After seeing Alcatel OneTouch announce a series of mid-range Idol phones and a lower-cost fitness-centric phone yesterday, a family of budget devices may not seem quite as... cool. Regardless, the company is pushing out a new trio of Pop smartphones known as "Pop S" (the 'S' stands for -- you got it -- speed) that throw in Cat 4 LTE connectivity while keeping down the price. First, there's the Pop S7 (pictured above), which features a 5-inch qHD display as well as MediaTek's new quad-core 1.3GHz LTE chip, Android 4.4 KitKat, NFC, Bluetooth 4.0, a 5MP rear camera and VGA front-facing camera, microSD support and a 3,000mAh battery. It'll come in two flavors of LTE, depending on where you live, and will be making its way to Europe and Asia first. The device will go for 189 euro ($260).

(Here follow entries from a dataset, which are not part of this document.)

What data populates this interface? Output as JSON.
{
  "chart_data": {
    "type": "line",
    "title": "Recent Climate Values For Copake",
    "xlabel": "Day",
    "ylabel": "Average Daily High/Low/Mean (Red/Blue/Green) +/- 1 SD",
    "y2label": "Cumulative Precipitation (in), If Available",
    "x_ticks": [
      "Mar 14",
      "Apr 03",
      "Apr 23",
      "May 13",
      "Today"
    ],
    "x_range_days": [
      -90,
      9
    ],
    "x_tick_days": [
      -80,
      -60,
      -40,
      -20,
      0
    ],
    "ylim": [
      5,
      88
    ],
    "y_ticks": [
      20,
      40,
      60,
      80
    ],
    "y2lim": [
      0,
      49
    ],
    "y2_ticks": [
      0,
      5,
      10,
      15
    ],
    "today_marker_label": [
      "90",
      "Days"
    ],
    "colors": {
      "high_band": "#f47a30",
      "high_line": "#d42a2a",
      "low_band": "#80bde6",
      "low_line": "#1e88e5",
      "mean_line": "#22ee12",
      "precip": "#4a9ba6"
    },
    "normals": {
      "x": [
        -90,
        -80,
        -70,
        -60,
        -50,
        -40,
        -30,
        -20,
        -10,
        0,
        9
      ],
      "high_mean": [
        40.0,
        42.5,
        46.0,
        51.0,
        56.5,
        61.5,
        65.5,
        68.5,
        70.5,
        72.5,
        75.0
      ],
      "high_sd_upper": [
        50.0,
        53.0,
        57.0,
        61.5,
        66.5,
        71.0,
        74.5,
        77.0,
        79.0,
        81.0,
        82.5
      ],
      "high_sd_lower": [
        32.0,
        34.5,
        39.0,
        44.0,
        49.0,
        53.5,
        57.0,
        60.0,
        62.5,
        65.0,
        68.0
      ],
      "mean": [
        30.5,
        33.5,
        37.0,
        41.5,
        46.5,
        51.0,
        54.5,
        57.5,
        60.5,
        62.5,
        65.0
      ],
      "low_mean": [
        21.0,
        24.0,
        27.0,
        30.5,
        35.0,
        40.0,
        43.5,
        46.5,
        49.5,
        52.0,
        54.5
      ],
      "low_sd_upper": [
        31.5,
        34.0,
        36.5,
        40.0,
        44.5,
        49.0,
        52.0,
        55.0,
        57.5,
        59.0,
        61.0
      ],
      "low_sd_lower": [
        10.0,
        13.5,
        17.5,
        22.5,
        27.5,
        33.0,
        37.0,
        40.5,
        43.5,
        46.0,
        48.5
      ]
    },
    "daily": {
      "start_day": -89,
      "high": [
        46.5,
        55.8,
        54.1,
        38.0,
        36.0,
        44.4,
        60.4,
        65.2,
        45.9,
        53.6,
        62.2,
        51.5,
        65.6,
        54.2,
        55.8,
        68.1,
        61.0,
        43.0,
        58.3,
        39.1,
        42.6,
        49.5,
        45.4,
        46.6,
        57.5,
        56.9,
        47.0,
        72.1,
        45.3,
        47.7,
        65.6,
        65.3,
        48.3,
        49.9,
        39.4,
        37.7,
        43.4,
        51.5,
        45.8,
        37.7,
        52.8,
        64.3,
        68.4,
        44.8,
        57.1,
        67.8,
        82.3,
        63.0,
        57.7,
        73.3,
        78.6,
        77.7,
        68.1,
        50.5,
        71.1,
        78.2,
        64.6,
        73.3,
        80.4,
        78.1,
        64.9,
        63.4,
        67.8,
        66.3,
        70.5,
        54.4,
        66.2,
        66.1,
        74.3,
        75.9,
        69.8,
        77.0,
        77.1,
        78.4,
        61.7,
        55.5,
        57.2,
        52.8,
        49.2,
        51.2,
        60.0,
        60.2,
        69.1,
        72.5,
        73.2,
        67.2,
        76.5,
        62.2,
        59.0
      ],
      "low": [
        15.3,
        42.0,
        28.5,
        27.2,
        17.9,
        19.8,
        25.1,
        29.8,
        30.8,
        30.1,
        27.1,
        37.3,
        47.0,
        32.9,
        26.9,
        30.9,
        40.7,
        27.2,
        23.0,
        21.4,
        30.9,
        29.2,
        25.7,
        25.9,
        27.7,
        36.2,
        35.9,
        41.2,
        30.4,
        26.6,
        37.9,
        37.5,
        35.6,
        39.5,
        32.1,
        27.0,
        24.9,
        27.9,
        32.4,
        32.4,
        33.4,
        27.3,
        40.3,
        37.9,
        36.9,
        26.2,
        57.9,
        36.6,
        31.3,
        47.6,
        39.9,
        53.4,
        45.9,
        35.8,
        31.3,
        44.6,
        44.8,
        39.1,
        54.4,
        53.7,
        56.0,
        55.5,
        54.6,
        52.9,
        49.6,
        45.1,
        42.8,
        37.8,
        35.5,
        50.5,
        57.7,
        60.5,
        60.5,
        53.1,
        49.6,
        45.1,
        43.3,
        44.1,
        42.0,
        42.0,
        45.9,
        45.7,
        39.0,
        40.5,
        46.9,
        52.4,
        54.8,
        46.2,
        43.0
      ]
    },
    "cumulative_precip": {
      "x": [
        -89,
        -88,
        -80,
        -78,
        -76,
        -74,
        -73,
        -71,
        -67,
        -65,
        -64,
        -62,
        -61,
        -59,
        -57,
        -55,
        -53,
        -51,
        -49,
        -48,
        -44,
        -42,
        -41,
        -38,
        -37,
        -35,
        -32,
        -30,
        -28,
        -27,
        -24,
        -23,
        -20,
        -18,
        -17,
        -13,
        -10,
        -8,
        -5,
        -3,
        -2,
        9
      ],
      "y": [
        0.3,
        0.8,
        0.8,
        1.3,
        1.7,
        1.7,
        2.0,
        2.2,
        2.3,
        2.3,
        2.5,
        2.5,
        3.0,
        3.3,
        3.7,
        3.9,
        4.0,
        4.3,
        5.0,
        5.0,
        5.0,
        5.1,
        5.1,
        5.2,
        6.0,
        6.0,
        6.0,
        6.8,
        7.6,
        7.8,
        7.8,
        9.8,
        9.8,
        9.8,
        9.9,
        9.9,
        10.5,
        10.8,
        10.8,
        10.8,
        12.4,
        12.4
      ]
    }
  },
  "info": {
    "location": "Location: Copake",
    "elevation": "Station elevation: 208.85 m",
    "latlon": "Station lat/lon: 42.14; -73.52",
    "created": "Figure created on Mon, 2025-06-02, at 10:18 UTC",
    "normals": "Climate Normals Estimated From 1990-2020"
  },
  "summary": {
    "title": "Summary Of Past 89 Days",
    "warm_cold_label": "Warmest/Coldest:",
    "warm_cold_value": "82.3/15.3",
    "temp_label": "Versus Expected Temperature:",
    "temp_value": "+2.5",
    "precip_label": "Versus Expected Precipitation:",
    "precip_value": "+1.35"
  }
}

If you want something bigger, the S9 might be a better fit -- it's a 6-inch 720p handset with a 3,400mAh battery and comes in at 8.5mm thick. It features a quad-core 1.2GHz Qualcomm 8926 processor, 8MP rear camera, 2MP front-facing camera, NFC, Bluetooth 4.0, Android 4.3 Jelly Bean and 8GB internal storage (along with a microSD slot that takes up to 32GB). The device should launch in March in Europe and Asia, but we expect to see it on Tracfone in the US sometime in the second half of this year. All this can be yours for 219 euro ($300).

Lastly, there's the Pop S3, which is a much more petite size and comes with a variety of swappable back covers in the box. The specs are pretty minimal in certain places, but impressive in others: 4-inch WVGA display, Android 4.3 and 2,000mAh battery aren't nothing worth talking about, but it offers a 1.2GHz quad-core processor, the same high-speed LTE connectivity, NFC, Bluetooth 4.0, a 5MP rear camera and VGA front-facing cam, 4GB internal storage and microSD that supports up to 32GB. This particular device should head to the UK sometime around May, and it'll eventually make it to the US, we're told. All in all, it's a fairly impressive stack of phones that'll bring solid speed to emerging markets and developing countries, but the big question will be if the price is right.